It can be shown that $[dW(t)]^\alpha=0$ with $\alpha\in\mathbb{R}$ and $\alpha\ge 3$ generalizing the integer case.

Let us consider the stochastic differential equation $dX(t)=[dW(t)]^\alpha$ with $\alpha>0$. We can write the solution in the form $X(t)=X(t_0)+\int_{t_0}^t[dW(t)]^\alpha$ with the integral in the Ito sense.
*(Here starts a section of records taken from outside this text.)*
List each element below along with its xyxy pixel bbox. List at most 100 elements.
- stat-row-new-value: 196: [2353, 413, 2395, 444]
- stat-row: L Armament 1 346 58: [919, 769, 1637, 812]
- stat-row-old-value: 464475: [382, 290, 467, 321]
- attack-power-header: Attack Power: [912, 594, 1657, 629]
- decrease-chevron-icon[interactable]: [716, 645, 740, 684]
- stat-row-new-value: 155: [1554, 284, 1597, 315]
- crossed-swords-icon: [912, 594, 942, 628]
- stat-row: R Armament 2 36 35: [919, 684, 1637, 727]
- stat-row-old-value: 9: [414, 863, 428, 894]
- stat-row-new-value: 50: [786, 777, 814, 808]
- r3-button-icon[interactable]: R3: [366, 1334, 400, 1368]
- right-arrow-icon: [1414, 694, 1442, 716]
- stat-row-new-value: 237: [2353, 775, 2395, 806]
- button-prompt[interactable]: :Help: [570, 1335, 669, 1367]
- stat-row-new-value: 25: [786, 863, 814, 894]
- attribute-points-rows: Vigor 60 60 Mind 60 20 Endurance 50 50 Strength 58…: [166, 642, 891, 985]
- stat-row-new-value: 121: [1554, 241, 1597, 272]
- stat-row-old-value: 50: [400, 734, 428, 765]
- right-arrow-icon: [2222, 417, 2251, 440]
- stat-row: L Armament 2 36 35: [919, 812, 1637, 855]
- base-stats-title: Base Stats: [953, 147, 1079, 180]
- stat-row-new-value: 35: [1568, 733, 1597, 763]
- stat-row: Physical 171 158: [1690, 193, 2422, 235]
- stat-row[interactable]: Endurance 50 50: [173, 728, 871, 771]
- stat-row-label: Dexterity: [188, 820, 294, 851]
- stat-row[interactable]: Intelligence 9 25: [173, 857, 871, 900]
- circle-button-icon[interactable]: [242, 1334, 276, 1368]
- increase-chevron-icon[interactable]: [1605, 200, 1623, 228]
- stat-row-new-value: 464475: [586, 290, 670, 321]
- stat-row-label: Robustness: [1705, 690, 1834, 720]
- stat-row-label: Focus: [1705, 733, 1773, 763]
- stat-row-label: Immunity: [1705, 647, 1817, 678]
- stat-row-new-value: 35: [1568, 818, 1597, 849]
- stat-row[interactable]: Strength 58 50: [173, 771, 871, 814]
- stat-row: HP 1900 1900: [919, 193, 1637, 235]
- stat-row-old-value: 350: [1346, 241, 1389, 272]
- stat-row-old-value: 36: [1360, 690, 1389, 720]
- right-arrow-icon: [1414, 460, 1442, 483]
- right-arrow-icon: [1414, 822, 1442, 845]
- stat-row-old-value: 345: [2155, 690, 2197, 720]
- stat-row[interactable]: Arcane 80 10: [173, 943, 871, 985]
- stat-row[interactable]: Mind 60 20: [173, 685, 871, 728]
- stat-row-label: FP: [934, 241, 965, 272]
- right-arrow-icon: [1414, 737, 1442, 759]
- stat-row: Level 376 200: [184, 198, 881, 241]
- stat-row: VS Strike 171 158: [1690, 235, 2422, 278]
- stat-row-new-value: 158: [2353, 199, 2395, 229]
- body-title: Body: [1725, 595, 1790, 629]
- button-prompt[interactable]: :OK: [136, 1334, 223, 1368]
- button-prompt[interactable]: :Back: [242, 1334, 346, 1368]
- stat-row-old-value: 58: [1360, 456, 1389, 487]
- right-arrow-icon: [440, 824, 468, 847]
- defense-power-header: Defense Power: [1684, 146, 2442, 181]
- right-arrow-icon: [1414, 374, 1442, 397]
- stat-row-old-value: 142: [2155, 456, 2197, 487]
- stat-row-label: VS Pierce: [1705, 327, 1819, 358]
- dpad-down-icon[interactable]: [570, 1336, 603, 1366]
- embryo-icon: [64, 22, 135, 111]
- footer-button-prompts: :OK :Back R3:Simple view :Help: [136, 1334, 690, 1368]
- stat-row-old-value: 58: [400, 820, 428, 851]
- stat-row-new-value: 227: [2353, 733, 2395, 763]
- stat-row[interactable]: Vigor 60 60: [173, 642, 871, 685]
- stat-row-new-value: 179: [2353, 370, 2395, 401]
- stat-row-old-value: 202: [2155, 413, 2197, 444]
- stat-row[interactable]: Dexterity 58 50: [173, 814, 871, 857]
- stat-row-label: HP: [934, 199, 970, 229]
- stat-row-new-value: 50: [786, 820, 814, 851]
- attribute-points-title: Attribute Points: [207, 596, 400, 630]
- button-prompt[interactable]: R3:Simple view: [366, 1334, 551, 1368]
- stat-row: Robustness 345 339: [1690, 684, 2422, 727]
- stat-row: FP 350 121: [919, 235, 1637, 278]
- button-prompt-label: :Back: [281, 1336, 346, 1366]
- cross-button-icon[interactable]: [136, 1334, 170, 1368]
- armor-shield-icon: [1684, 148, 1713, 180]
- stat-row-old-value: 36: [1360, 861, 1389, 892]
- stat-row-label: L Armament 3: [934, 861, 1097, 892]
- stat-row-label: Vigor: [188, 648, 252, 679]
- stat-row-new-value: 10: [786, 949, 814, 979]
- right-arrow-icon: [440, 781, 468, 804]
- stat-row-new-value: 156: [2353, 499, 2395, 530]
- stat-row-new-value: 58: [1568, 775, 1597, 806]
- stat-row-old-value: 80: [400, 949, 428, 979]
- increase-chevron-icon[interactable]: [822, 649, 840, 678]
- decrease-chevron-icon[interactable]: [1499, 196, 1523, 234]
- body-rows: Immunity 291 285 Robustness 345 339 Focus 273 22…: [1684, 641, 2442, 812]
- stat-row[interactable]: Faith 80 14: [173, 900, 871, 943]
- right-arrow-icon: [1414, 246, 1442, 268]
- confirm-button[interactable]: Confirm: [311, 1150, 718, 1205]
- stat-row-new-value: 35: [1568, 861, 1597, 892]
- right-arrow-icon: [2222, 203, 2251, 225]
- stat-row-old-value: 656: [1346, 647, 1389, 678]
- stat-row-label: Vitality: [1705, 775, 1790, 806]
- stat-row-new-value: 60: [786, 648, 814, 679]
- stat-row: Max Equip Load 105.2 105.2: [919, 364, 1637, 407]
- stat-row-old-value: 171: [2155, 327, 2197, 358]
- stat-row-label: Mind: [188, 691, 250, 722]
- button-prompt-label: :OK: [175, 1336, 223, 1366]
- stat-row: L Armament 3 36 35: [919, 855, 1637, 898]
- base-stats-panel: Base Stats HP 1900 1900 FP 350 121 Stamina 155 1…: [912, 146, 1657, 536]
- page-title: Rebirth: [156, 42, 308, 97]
Then, we have to evaluate this integral with the sum \begin{equation} S_n=\sum_{k=1}^n[W(t_k)-W(t_{k-1})]^\alpha. \end{equation} The power of the Brownian process can be evaluated in the following way \begin{equation} [W(t_k)-W(t_{k-1})]^\alpha = [(1+W(t_k)+W(t_{k-1}))-1]^\alpha= \end{equation} \begin{equation} (-1)^\alpha\sum_{l_1=0}^\infty\left(\begin{array}{c} \alpha \\ l_1 \end{array}\right)(-1)^{l_1}(1+W(t_k)+W(t_{k-1}))^{l_1}= \end{equation} \begin{equation} (-1)^\alpha\sum_{l_1=0}^\infty\sum_{l_2=0}^\infty\left(\begin{array}{c} \alpha \\ l_1 \end{array}\right)\left(\begin{array}{c} l_1 \\ l_2 \end{array}\right)(-1)^{l_1} [W(t_k)-W(t_{k-1})]^{l_2} \end{equation} provided $|W(t_k)-W(t_{k-1})|<1$. Now, we can use stochastic calculus to remove powers higher than 2 and it is easy to see that \begin{equation} S_n=(-1)^\alpha\sum_{k=1}^n\sum_{l_1=0}^\infty\left(\begin{array}{c} \alpha \\ l_1 \end{array}\right)(-1)^{l_1}- (-1)^\alpha\sum_{l_1=0}^\infty\left(\begin{array}{c} \alpha \\ l_1 \end{array}\right)l_1(-1)^{l_1}\sum_{k=1}^n[W(t_k)-W(t_{k-1})]+ \end{equation} \begin{equation} (-1)^\alpha\sum_{l_1=0}^\infty\left(\begin{array}{c} \alpha \\ l_1 \end{array}\right)\frac{l_1(l_1-1)}{2}(-1)^{l_1} \sum_{k=1}^n[W(t_k)-W(t_{k-1})]^2. \end{equation} So, we have the required expansion with coefficients \begin{eqnarray} \mu_0&=&\sum_{l_1=0}^\infty\left(\begin{array}{c} \alpha \\ l_1 \end{array}\right)(-1)^{l_1} \nonumber \\ \mu_1&=&\sum_{l_1=0}^\infty\left(\begin{array}{c} \alpha \\ l_1 \end{array}\right)l_1(-1)^{l_1} \nonumber \\ \mu_2&=&\sum_{l_1=0}^\infty\left(\begin{array}{c} \alpha \\ l_1 \end{array}\right)\frac{l_1(l_1-1)}{2}(-1)^{l_1} \end{eqnarray} Now we see immediately that $\mu_0=\left.(1-x)^\alpha\right|_{x=1}=0$. Besides, we get immediately the result that, for any real $\alpha\ge 3$, we have again $[dW(t)]^\alpha=0$ as in this case the coefficients are all zero when $\mu_1$ and $\mu_2$ are evaluated thorugh Abel summation. Finally, when $0<\alpha<1$ both the coefficients $\mu_1$ and $\mu_2$ are divergent and maybe no meaning can be attached to them (I have in mind summable divergent series here, any suggestion is greatly appreciated).